When, in times of sadness,
my tears flow,
like the summer monsoon rains.
Never a constant, my persona ,
fickle and varying,
like the color of the fall leaves .
Soon, my attractiveness will wither,
lonely and dejected,will I be,
as a snowy December night.
Like a knight in shining armor,
with silken scarf,
my Liege dries a flood tears.
With strength of a thousand lions,
he tames,
the mighty storms of change.
Within his love, my beauty, he will behold;
I will emerge, snow-white,
like a springtime ewe....
The Blues....
In this crowded coffee house,
where misty-blue smoke swirls.
Samuel entertains with guitar and song.
Yet, I find my thoughts drifting to you,
and I cannot help feeling blue...
With spiteful words, the doghouse,
you were placed.
I can see you standing in blue;
reciting in perfect rhyme, soft pleas,
of forgiveness.
While my heart beats with a confused,
and perplexed rhythm.
So tonight, here I sit, warm;
sipping my café latte.
Pondering on the theme of blue,
and wishing for you........
Love Addiction...
In the pale moonlight glimmer,
my lover meets and greets.
With strong arms his embrace envelopes;
soft and gentle lips touch mine,
then move to the soft outline of a petite neck.
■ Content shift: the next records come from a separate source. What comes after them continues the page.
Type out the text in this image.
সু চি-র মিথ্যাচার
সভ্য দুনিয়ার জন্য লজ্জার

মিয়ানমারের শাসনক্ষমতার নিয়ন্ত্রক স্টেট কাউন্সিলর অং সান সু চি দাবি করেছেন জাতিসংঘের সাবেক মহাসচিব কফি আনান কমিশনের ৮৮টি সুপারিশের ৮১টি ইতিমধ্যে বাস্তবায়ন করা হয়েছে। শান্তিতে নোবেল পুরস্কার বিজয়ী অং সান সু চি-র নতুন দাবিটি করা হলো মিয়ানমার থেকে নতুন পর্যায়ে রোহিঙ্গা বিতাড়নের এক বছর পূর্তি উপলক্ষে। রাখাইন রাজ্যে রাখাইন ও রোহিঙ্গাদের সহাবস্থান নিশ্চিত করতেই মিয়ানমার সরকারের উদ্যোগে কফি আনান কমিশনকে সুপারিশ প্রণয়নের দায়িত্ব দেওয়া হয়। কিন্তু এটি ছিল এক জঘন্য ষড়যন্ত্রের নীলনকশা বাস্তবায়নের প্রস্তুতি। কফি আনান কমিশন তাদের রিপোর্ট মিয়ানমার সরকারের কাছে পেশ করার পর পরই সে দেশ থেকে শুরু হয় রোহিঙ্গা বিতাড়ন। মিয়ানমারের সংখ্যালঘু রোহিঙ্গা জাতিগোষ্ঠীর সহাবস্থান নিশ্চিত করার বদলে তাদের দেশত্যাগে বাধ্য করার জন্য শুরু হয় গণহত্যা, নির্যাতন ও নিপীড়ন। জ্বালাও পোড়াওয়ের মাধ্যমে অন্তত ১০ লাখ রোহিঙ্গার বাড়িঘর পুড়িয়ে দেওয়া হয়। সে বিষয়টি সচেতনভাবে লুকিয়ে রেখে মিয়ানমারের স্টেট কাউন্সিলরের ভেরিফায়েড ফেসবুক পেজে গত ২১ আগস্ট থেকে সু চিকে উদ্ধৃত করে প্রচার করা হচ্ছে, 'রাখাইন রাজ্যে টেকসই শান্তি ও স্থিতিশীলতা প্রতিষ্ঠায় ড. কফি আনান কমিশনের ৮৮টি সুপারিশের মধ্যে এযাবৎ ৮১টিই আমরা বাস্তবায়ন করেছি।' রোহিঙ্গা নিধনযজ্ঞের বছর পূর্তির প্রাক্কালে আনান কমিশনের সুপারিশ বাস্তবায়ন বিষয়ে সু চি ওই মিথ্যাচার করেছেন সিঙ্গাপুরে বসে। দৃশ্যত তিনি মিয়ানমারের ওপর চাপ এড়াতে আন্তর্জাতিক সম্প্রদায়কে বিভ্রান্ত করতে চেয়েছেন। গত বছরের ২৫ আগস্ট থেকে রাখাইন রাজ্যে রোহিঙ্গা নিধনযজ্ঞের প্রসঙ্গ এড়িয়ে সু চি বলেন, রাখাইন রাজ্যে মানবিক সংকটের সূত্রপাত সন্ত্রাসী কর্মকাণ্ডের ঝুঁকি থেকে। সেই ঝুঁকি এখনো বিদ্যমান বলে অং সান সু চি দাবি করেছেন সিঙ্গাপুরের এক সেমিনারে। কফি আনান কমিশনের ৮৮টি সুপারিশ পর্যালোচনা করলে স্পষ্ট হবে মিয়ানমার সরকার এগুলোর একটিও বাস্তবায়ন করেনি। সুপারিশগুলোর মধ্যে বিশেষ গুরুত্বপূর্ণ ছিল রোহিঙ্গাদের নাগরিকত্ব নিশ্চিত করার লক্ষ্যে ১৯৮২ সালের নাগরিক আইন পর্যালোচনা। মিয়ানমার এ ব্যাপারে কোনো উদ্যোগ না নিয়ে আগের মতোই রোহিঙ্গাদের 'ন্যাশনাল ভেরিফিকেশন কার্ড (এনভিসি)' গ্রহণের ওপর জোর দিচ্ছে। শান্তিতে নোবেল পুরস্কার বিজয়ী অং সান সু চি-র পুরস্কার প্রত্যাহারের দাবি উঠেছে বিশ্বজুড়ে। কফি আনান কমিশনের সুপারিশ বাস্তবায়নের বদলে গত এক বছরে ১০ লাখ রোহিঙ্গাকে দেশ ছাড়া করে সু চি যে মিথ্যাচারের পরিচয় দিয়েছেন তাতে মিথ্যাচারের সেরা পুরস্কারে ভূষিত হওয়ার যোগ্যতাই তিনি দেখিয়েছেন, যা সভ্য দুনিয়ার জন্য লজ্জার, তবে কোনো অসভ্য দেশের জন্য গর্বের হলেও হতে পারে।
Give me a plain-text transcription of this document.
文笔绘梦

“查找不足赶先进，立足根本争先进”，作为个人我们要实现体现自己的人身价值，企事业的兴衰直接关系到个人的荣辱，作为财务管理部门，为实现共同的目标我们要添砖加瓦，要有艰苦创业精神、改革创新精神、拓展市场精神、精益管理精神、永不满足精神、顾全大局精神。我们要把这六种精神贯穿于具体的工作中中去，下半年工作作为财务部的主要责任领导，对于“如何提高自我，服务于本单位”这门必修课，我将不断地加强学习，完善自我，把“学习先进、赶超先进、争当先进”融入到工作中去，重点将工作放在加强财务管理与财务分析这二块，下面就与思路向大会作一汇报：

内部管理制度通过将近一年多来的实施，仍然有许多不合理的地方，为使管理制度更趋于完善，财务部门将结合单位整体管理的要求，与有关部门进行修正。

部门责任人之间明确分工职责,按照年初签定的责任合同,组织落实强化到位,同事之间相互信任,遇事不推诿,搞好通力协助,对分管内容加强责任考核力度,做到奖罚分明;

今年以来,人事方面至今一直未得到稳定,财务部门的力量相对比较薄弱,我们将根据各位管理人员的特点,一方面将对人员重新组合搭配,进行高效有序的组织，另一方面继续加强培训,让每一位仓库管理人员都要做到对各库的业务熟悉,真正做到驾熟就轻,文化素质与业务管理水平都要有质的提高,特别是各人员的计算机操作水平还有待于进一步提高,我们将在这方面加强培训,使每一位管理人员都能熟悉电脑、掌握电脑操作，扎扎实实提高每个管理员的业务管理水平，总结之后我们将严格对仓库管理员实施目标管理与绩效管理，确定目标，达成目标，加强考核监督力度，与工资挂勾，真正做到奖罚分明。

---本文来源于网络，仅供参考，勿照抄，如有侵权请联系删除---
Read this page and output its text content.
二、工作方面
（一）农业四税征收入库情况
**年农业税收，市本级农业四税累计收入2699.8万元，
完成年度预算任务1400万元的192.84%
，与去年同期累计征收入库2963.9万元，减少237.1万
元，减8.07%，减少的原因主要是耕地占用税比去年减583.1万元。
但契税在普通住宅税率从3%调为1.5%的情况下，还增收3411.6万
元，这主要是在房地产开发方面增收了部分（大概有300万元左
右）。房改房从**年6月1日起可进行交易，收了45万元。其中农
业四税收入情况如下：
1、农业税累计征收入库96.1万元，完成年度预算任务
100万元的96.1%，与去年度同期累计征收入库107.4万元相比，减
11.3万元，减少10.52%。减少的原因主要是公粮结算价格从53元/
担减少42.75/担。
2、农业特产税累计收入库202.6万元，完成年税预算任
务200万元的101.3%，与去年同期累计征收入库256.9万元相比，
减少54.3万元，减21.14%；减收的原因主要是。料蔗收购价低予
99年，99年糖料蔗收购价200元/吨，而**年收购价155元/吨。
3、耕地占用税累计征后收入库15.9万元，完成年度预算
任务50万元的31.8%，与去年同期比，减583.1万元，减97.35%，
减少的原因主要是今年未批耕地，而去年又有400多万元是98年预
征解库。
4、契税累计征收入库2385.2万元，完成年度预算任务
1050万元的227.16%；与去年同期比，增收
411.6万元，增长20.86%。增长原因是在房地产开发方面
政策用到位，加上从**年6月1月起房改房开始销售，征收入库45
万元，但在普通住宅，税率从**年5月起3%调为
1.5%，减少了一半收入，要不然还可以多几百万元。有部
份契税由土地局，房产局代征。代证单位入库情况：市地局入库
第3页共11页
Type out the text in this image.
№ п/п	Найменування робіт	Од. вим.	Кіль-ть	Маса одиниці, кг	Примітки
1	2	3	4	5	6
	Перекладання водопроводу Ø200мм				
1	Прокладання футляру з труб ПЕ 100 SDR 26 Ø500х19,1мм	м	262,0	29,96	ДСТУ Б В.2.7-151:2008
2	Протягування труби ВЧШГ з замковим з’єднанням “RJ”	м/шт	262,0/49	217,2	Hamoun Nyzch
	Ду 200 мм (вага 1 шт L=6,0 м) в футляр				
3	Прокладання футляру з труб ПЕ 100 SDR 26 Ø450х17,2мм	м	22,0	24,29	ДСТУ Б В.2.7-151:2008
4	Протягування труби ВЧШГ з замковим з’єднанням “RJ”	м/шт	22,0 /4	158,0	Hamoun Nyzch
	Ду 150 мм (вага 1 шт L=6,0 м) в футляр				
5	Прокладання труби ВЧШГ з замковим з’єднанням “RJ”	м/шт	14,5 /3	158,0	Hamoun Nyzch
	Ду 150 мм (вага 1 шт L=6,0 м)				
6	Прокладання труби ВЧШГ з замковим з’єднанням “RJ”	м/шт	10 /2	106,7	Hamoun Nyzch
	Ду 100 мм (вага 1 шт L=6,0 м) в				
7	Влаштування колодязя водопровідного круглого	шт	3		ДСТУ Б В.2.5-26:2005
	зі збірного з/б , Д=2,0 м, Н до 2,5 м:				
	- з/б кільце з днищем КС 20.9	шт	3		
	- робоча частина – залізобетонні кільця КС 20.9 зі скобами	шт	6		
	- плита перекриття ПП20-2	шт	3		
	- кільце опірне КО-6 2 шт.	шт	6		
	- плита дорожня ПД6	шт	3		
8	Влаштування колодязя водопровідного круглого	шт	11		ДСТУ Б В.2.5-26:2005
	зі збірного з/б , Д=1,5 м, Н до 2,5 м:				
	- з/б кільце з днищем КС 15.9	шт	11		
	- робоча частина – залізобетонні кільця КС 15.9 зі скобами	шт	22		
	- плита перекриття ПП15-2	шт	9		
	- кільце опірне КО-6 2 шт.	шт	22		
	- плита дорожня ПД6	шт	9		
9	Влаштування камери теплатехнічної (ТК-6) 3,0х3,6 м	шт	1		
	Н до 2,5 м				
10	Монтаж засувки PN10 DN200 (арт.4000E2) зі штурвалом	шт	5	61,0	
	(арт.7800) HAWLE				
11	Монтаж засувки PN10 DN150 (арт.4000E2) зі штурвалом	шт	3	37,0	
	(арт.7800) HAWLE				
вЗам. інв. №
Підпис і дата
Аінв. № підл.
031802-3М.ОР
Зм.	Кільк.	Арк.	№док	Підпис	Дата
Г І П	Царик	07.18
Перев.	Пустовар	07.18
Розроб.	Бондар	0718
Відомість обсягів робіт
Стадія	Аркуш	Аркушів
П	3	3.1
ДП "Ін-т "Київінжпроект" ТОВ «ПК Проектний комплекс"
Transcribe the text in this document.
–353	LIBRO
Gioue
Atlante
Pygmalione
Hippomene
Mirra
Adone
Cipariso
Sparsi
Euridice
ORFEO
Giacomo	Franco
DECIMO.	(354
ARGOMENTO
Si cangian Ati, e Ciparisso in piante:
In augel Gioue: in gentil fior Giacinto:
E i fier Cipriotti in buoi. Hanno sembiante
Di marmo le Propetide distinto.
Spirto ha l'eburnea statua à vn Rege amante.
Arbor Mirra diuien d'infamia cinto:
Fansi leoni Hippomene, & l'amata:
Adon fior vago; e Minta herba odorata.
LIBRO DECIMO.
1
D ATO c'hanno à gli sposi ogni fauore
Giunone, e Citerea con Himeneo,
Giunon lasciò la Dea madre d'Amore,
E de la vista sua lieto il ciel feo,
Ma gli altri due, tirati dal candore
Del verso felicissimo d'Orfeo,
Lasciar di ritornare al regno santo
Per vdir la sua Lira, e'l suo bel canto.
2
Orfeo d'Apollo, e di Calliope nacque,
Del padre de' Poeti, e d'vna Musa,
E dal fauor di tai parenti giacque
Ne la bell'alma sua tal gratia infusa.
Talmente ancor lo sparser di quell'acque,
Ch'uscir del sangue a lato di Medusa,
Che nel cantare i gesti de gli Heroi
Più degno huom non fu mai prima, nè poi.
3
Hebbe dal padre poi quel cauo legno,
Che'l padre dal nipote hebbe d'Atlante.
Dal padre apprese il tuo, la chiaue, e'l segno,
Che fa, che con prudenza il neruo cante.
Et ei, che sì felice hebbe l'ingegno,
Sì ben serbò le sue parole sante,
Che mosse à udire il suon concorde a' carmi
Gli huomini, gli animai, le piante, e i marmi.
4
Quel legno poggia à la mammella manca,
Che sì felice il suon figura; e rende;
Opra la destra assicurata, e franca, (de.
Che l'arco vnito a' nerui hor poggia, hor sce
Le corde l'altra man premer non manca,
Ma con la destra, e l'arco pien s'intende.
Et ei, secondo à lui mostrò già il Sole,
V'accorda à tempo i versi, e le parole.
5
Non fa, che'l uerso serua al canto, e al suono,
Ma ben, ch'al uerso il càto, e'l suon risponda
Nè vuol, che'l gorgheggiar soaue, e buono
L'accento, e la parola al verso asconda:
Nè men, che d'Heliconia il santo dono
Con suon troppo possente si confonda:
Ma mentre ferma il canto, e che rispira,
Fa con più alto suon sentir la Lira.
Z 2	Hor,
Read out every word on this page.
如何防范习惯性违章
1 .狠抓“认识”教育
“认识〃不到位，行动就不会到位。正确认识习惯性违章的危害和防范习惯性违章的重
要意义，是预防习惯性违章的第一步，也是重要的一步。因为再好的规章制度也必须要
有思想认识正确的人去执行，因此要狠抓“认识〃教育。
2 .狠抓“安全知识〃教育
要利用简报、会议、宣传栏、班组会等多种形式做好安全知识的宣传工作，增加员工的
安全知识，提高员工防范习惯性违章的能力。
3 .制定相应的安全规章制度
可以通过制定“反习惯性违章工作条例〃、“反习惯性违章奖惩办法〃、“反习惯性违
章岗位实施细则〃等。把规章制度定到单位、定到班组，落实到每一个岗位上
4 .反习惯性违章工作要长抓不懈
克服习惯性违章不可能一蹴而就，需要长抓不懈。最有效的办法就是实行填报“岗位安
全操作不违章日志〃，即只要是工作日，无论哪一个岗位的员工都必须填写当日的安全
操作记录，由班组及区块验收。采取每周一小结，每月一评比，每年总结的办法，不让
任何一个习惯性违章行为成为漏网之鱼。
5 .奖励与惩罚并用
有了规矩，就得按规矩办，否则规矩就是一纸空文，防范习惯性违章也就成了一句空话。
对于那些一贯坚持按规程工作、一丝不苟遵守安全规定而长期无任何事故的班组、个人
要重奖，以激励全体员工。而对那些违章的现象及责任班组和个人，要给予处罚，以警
While his hands, caress the curves,
of my womanly shape ;
He whispers so softly, “It feels so good to have you in my arms.”
I feel his touch, hear his words; yet listen, with a doubting heart.
Is it me that tantalizes and excites,
I am left to wonder?
For my lover, I could be a million women that tease and please.
I have heard it all, the mid-life crisis, the seven year itch.
Even Marilyn Monroe, played in a movie about it.....
Is it to my siren song, does he truly beckon?
Am I like skin-popping heroin, his panacea,
his quick fix?
Perhaps, I am a symptom, but not his solution.